Se a presidência entende que determinado projeto de lei possui artigos inadequados, cabe a ele manter um diálogo com sua base de apoio no Congresso, para que eles promovam as emendas necessárias, e não fazer uso de um instrumento que só deve ser usado em situações excepcionais. Afinal de contas, o Executivo não legisla, quem legisla, o nome já diz, é o Poder Legislativo. São os vereadores, deputados estaduais e federais, e os senadores.

Portanto, temos aqui, inicialmente, duas críticas:

- o Planalto não pode considerar o atual Código Florestal revogado, já que o novo ainda entrou em vigor;

- a constituição federal prevê apenas o veto do presidente da república, não traz a possibilidade do presidente acrescentar dispositivos. Eis o teor do artigo 66 da Constituição Federal:

Art. 66. A Casa na qual tenha sido concluída a votação enviará o projeto de lei ao Presidente da República, que, aquiescendo, o sancionará.
§ 1º - Se o Presidente da República considerar o projeto, no todo ou em parte, inconstitucional ou contrário ao interesse público, vetá-lo-á total ou parcialmente, no prazo de quinze dias úteis, contados da data do recebimento, e comunicará, dentro de quarenta e oito horas, ao Presidente do Senado Federal os motivos do veto.
§ 2º - O veto parcial somente abrangerá texto integral de artigo, de parágrafo, de inciso ou de alínea.
§ 3º - Decorrido o prazo de quinze dias, o silêncio do Presidente da República importará sanção.
§ 4º - O veto será apreciado em sessão conjunta, dentro de trinta dias a contar de seu recebimento, só podendo ser rejeitado pelo voto da maioria absoluta dos Deputados e Senadores, em escrutínio secreto.
§ 5º - Se o veto não for mantido, será o projeto enviado, para promulgação, ao Presidente da República.
§ 6º Esgotado sem deliberação o prazo estabelecido no § 4º, o veto será colocado na ordem do dia da sessão imediata, sobrestadas as demais proposições, até sua votação final.
§ 7º - Se a lei não for promulgada dentro de quarenta e oito horas pelo Presidente da República, nos casos dos § 3º e § 5º, o Presidente do Senado a promulgará, e, se este não o fizer em igual prazo, caberá ao Vice-Presidente do Senado fazê-lo.
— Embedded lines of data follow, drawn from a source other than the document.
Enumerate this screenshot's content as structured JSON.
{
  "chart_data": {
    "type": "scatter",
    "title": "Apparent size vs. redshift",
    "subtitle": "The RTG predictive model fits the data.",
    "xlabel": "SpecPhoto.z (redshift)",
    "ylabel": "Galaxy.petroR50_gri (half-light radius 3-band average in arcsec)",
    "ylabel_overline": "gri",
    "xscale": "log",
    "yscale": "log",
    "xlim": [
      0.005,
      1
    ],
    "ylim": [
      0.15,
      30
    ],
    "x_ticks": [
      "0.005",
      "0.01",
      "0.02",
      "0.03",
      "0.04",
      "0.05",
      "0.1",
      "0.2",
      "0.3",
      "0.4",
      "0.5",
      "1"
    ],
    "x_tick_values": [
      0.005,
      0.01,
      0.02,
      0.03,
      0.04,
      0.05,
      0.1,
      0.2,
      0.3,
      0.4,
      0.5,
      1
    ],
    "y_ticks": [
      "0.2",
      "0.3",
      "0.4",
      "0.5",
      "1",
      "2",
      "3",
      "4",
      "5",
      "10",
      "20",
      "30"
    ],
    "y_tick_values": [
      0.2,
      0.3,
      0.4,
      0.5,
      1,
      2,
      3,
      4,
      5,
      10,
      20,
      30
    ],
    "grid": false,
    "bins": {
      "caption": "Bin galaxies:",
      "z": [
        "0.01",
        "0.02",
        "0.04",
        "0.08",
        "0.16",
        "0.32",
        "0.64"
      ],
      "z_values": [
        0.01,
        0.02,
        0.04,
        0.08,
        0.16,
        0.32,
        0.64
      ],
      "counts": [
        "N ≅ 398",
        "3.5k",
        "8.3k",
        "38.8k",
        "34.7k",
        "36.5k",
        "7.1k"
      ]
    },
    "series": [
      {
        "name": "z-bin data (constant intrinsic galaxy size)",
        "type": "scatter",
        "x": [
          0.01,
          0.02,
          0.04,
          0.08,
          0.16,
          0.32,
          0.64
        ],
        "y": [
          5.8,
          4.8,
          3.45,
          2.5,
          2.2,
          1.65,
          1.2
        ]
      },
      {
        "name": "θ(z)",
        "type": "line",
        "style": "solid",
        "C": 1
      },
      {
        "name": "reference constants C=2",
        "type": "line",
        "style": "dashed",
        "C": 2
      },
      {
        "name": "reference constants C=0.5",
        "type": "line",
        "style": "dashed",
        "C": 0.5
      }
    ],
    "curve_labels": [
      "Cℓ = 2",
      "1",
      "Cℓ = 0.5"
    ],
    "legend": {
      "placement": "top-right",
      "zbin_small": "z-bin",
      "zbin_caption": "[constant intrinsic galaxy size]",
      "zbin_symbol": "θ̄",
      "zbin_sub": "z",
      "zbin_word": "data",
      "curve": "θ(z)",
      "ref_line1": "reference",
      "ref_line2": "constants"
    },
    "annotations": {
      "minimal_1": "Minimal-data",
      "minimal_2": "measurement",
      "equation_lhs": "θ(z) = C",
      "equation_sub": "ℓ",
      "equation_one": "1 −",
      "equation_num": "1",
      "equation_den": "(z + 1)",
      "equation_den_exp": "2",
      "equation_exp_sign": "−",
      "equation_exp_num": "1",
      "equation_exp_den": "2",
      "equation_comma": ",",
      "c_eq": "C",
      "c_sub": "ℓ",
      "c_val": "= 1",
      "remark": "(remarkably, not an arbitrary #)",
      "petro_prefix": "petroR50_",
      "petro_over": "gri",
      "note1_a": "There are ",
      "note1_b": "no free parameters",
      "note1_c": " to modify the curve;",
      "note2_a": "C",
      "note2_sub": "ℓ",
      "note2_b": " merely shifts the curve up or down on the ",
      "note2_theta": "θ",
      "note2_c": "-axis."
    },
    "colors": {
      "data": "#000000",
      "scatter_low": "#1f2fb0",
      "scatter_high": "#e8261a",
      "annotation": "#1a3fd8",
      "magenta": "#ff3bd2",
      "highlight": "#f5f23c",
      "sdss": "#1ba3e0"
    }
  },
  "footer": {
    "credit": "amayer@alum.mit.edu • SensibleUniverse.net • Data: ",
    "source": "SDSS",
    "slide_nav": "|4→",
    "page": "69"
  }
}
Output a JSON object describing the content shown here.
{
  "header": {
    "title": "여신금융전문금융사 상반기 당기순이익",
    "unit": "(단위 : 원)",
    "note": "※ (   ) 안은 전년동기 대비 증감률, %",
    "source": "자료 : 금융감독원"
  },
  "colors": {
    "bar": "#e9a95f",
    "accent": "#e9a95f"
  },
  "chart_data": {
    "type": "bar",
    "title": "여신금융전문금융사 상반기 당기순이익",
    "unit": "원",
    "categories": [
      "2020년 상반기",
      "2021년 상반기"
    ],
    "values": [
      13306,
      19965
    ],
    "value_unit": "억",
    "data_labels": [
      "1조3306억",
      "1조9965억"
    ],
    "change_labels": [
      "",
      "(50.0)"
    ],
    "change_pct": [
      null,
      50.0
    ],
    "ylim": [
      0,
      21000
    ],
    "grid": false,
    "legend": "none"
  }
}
CUIDADO:  o tema, a primeira vista, pode parecer irrelevante. Ademais, que problema há no presidente alterar a lei para proteger o meio ambiente. Acontece que o problema não é esse, não é a questão ambiental, mas sim a brecha que essa conduta abre para que outros presidentes, no futuro, façam uso de medida semelhante em outros temas, como por exemplo, impostos, crimes, processo eleitoral, etc.

Lembrando que este blog é apartidário. Temos compromisso apenas com a Verdade.